Was die oben genannten Absichten angeht, so erreicht Bayern mit „nur“ 4,5 % Schulabgänger/innen ohne Schulabschluss und 10,3 % Erwachsener ohne Berufsausbildung zwar in etwa die gesteckten Quoten von 4,0 % bzw. 8,5 %. Bei Menschen mit Migrationshintergrund liegen die Zahlen aber weiterhin über den Quoten.

 

Deutlichen Rückstand verzeichnet der Freistaat bei der Quote zur Betreuung Unter-Dreijähriger. Hier war schon für 2013 ein Prozentwert von 35,0 % angepeilt, den Bayern mit 27,1 % im Jahr 2014 deutlich verfehlt.

 

Petitum


Das Forum Bildungspolitik in Bayern fordert, dass der Freistaat verstärkt Bemühungen unternimmt, die Ziele des nationalen Bildungsgipfels von 2008 zu erreichen.

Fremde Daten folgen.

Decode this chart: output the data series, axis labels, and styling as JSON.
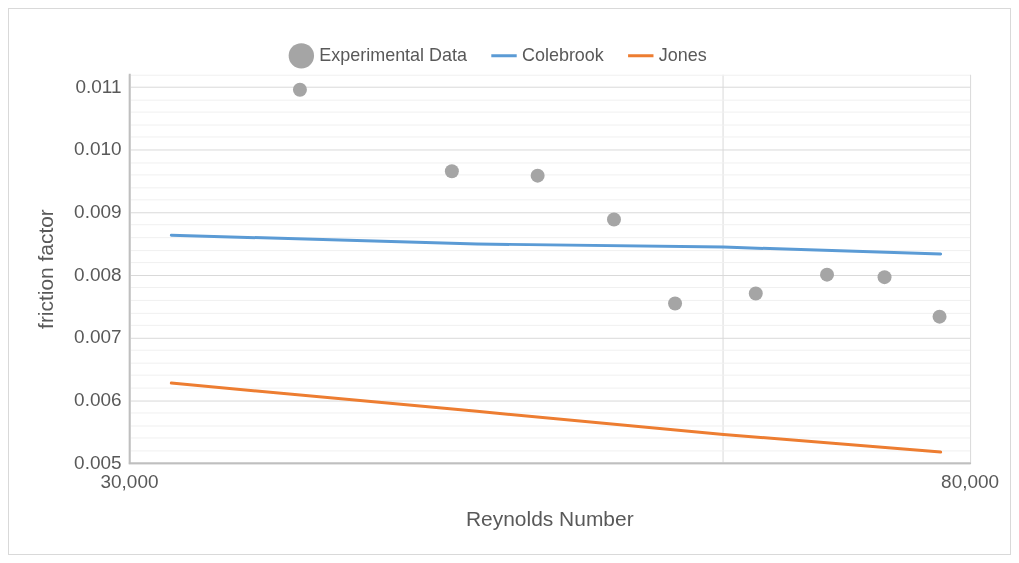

Vor allem muss die Tagesbetreuung für unter 3-Jährige erheblich ausgebaut werden. Im März 2014 stellten sich die Betreuungsquoten folgendermaßen dar:·

 

 

Saarland / Bremen

 je 26,9 % = Schlusslichter

Bayern

27,1 %

Deutschland

 32,3 %

Mecklenburg-Vorpommern

 56,4 %

Sachsen-Anhalt

 58,0 %

Brandenburg

 58,2 % = bester Wert


Selbst gemessen am deutschen Durchschnitt fällt der Freistaat Bayern also stark ab. Dies wird einer immer gern betonten nationalen Vorreiterrolle nicht gerecht.

 

Das Forum Bildungspolitik in Bayern fordert im Einzelnen:

  • Für der Ausbau der Kindertagesbetreuung müssen Qualitätsstandards definiert und konsequent eingehalten werden. Es müssen zudem mehr finanzielle Mittel zur Verfügung gestellt werden.
  • Es bedarf ausreichenden und gut qualifizierten Personals, um eine höhere Betreuungsquote erreichen zu können. Daher fordert das Forum Bildungspolitik, mehr Erzieher/innen einzustellen und zugleich entsprechend aus- und fortzubilden. Es gilt zudem darauf zu achten, die Anteile der befristeten Arbeitsverträge dabei möglichst gering zu halten.
  • Das Berufsbildung des/der Kinderpfleger/in und Erzieher/in muss dringend aufgewertet werden. Eine entsprechende Anerkennung sollte sich auch in der Bezahlung äußern.
  • Das Forum Bildungspolitik tritt dafür ein, dass Arbeitszeiten familienfreundlich gestaltet werden, um Eltern und Kindern ein geregeltes Beisammensein zu ermöglichen. Dessen ungeachtet besteht die Notwendigkeit für Kinderbetreuung zu ungewöhnlichen Arbeitszeiten. Daher soll geprüft werden, inwieweit die rechtlichen Grundlagen für solche Angebote genutzt und verbessert werden können.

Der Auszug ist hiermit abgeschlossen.